Just as an update when using the WSL on the Windows server to push a single log, it works fine. However as the logs on the server are not having the same directory structure from WSL point of view and the Linux version of fluent-bit does not provide a /some/directory/**/*.log I cannot use WSL as a workaround. The test shows that the machine has access to CW logs from networking and IAM perspective.
A little bit more info that might help in troubleshooting this issue. As per the logs I posted in #4727 the error is coming from this function called here. As -1
is used as the return code for each error, it's not clear exactly which line of code causes the issue. Perhaps adding more debug statements or using different error codes will help?
Please note that this error is happening only in the fluent-bit pod's C code. I installed AWS CLI v2 on the pod after it started running, and executed a command aws logs create-log-group
. That worked without any error, so there is no issue in the pod's network connectivity to AWS STS / CW.
I noticed that you are running in TRACE level but I don't see much there, would you be able to share the complete log file? Also, maybe someone else remembers this better, but, since there is a socket number in the log line and no indications of a timeout, I'm wondering if this could be related to SSL. I remember there was a PR that improved certificate loading in windows but I can't remember in which version it was included, would you be able to test the latest version of the 1.8 branch (master would be great too).
I am seeing this issue as well running FluentBit v1.9.1 in a Windows container based on mcr.microsoft.com/windows/servercore:ltsc2019
on Kubernetes 1.21.
Underlying Windows node is running Windows Server 2019.
My logs include additional message [tls] error: unexpected EOF
output by this line (introduced in v1.9.0):
https://github.com/fluent/fluent-bit/blob/da871ff712dde152c5325257808e997f336dadc4/src/tls/openssl.c#L488
This issue appears to be similar to #5381.
This issue is stale because it has been open 90 days with no activity. Remove stale label or comment or this will be closed in 5 days. Maintainers can add the exempt-stale
label.
Please remove stale
I am seeing what appears to be the same issue (I came here from #4727 which has a clearer description of how to repro the problem).

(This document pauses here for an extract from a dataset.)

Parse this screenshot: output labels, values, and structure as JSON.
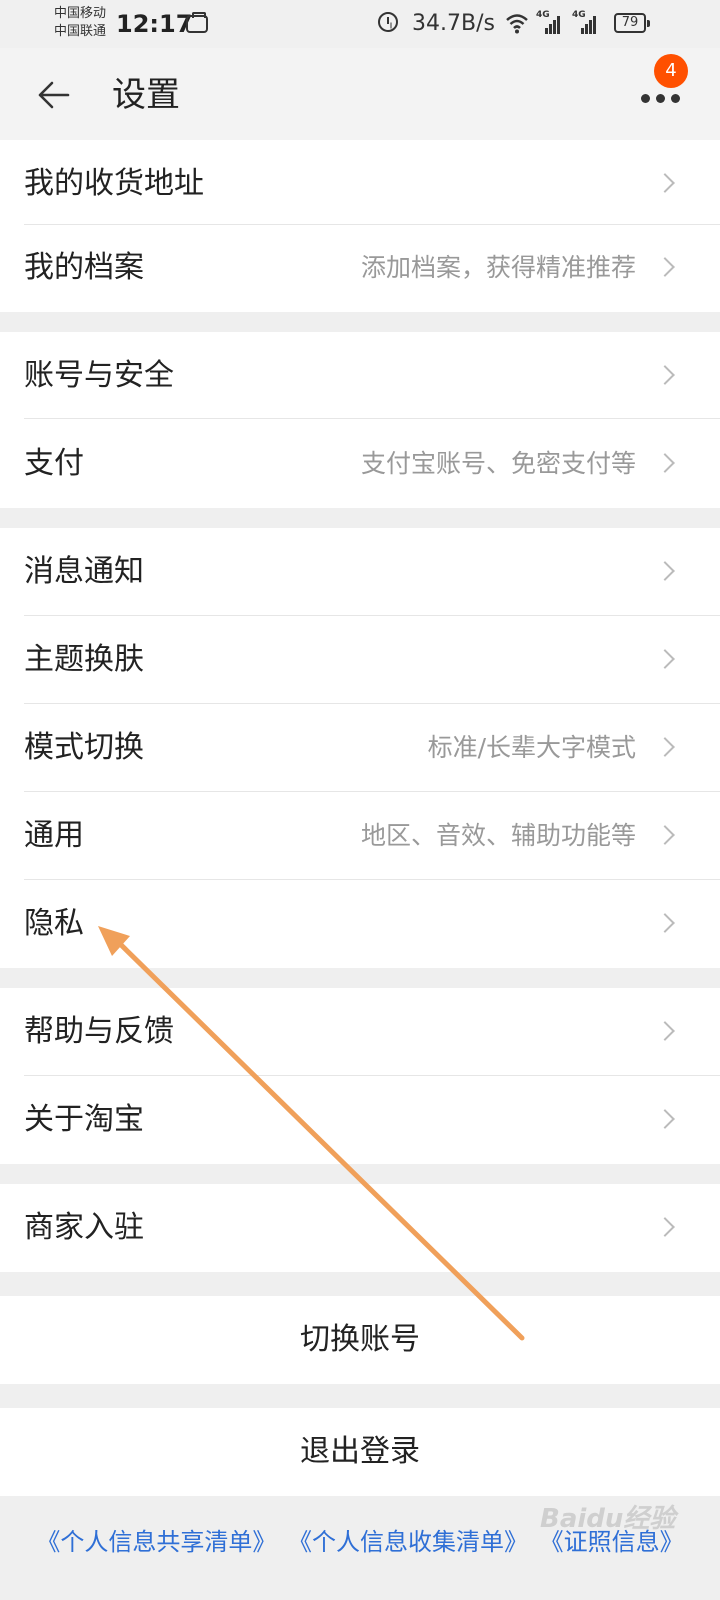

The problem looks similar to #4735 which appears to have been fixed in 1.9.0. I see a big change has modified src/tls/openssl.c
since that time. Is it possible that something regressed this functionality?
This issue is stale because it has been open 90 days with no activity. Remove stale label or comment or this will be closed in 5 days. Maintainers can add the exempt-stale
label.
This issue was closed because it has been stalled for 5 days with no activity.